NON SI SFUGGE: SE LA DESTRA SI PRESENTA COMPATTA, LE ALTRE FORZE POLITICHE NON POSSONO ANDARE DIVISE.

 

Non si è capito (o meglio, non si è voluto capire!) che per competere con una destra che si attesta complessivamente sempre tra il 42 ed il 45 per cento dei consensi è necessario mettere insieme più o meno tutto il resto. La mancanza di questa visione da parte delle forze politiche non ricomprese nella coalizione di centrodestra rischia di minare anche l’organizzazione di una seria opposizione in grado di esercitare la legittima funzione di controllo e proposta in Parlamento e nel paese.

 

Massimo De Simoni

 

Il fatto che il Partito Democratico – a differenza di altre forze politiche che hanno preso meno voti – sia impegnato nell’analisi di una sconfitta è un sintomo di serietà culturale e politica, che denota un senso di responsabilità che resiste anche in presenza di un il risultato tutt’altro che soddisfacente. In altri partiti si assiste invece alla presentazione di risultati oggettivamente scarsi, ma che vengono celebrati come fossero dei successi elettorali; per non parlare poi della continua girandola di commenti sul PD, con consigli dall’esterno – non richiesti – su ciò che lo stesso PD ha fatto o che dovrebbe fare, arrivando ad esprimere il gradimento sulla segreteria politica presente e sulle ipotesi per quella futura.

 

Purtroppo i problemi con i quali ci si deve confrontare non riguardano solo il nome del segretario o del partito, ma investono una questione più profonda che attiene alla difficoltà che si incontra oggi nel far passare dei contenuti complessi in un sistema di comunicazione – e soprattutto di ricezione – che recepisce solo slogan, ovvero solo messaggi molto semplificati e diretti che non richiedano elaborazione e comprensione di un testo articolato.
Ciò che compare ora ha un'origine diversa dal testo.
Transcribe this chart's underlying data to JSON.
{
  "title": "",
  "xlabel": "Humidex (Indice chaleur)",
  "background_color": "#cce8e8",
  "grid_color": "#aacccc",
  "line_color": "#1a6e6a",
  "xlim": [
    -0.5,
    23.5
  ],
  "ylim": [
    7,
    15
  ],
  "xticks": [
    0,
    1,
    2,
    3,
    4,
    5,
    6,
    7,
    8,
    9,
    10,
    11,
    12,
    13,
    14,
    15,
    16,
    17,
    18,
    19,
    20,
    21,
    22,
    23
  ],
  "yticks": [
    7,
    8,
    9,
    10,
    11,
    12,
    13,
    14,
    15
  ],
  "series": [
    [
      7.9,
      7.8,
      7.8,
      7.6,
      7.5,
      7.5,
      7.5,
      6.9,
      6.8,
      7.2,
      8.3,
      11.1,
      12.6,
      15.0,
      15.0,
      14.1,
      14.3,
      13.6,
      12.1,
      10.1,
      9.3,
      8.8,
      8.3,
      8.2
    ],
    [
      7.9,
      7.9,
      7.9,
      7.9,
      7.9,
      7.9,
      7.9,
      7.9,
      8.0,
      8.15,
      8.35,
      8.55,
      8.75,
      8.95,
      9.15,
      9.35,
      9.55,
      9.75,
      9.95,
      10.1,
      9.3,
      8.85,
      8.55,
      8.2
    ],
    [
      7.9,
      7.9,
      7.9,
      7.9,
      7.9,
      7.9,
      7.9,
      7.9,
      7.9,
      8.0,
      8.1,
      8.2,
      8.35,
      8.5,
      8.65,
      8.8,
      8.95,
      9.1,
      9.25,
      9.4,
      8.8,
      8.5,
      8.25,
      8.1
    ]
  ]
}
E alcune proposte avanzate dal Partito Democratico erano e rimangono giuste, ma non si limitavano ad un semplicistico “si o no” su alcuni importanti temi di carattere economico, lavorativo e sociale; quelle proposte richiedevano infatti uno sforzo di approfondimento che oggi non è “di moda”.

 

Una riunione di oltre dieci ore della direzione nazionale, sicuramente non esaustiva né sufficiente, indica quantomeno la volontà di comprendere le difficoltà che attraversano il centrosinistra al proprio interno e il paese più in generale. Una consapevolezza che è certamente mancata in chi ha deciso di staccare anticipatamente la spina al governo presieduto da Mario Draghi, salvo poi dal giorno dopo sollecitarlo quotidianamente ad intervenire e prendere decisioni sulle diverse questioni aperte. La stessa consapevolezza che è mancata nelle forze politiche che non hanno capito (o meglio, non hanno voluto capire!) che per competere con una destra che – prescindendo da oscillazioni e travasi interni alla stessa coalizione –storicamente si attesta complessivamente sempre tra il 42 ed il 45 per cento dei consensi è necessario mettere insieme più o meno tutto il resto, ovvero tutto ciò che è fuori da quel perimetro di destra; e invece niente! Finti accordi, ripensamenti e veti incrociati hanno determinato per Meloni & C. la classica situazione del rigore da calciare a porta vuota. E il risultato poteva essere solo quello che poi è stato il 25 settembre.

 

Questa mancanza di visione da parte delle forze politiche non ricomprese nella coalizione di centrodestra rischia di minare anche l’organizzazione di una seria opposizione in grado di esercitare la legittima funzione di controllo e proposta in Parlamento e nel paese. Le forze che hanno già impedito la nascita di una coalizione elettorale di centrosinistra incarnano la tentazione di arrivare a momenti di collaborazione con la destra ed in particolare con la vera vincitrice delle elezioni, Giorgia Meloni, che già oggi si trova in difficoltà nei rapporti con i suoi alleati.

 

Uno scenario del genere spiegherebbe molte cose, apparentemente incomprensibili, accadute negli ultimi tre mesi e renderebbe più difficile anche la formazione di un’area progressista e riformista in vista dei prossimi appuntamenti politici.